Legumes: valuable allies for our health!
Discover legumes, the star ingredient in your diet!
We talk about them a lot, and here at Shop Smarter, Eat Better, we love legumes! But... can they be eaten in the winter? What makes them special? How are they used? Why are they so healthy? We'll tell you all about them!
Legumes--the little-known nutritional treasure
Here in Canada, legumes are not always the star ingredients of our meals, but yet, they have everything we could want! They're easy to incorporate into a variety of dishes because they're so versatile, nutritious, economical and ultra-simple to prepare. And, as an added bonus, they can be stored for long periods without losing their nutritional qualities. In short, they offer a fantastic alternative to animal proteins that won’t break the bank!
Why are legumes good for you?
By regularly incorporating legumes into your diet, you're taking care of your health. Their high fiber content helps reduce cholesterol and regulate blood sugar levels. In fact, research shows that eating legumes can reduce the risk of chronic diseases such as Type 2 diabetes and heart disease. Fiber also makes you feel full! And if you're looking for a food rich in antioxidant properties, legumes are perfect for that too: they contain compounds that can help protect the body's cells.
💡Did you know that…
Canada is the world's largest exporter of legumes? We ship large quantities of dried peas, lentils, beans and chickpeas to over 120 countries every year!

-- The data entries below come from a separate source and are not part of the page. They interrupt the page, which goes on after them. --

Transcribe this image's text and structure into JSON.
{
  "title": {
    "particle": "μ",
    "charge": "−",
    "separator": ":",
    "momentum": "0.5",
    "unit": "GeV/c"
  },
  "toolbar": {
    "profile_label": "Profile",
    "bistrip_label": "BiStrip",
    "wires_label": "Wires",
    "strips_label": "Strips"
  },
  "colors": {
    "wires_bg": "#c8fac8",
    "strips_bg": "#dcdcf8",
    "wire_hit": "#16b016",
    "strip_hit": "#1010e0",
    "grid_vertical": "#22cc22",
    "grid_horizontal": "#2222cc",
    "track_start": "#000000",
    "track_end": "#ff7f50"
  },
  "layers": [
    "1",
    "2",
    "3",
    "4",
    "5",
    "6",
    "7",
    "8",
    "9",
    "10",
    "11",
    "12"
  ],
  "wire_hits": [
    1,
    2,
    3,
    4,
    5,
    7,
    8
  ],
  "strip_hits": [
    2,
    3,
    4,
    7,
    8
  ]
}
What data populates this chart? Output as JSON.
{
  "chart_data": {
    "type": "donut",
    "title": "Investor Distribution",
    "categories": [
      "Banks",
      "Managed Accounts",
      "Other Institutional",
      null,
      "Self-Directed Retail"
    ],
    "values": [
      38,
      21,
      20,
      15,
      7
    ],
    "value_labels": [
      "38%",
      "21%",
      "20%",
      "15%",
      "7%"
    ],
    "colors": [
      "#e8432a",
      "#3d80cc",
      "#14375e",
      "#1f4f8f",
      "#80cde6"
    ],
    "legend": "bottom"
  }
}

Why legumes are good for the planet
In addition to their health benefits, legumes are also good for the environment. They consume little water and enrich the soil with nitrogen, reducing the need for chemical fertilizers. By including more legumes in your diet, you're not only doing good things for your health, you're also encouraging a more planet-friendly type of agriculture and supporting local producers!
💡 Cooking tip
If you've decided to use dried legumes in your recipes, you'll need to soak them for 8 to 12 hours before cooking, depending on how large they are. The only exceptions are lentils and split yellow peas, which do not require pre-soaking. You'll need at least 3 parts water to one part legume, because they will swell up!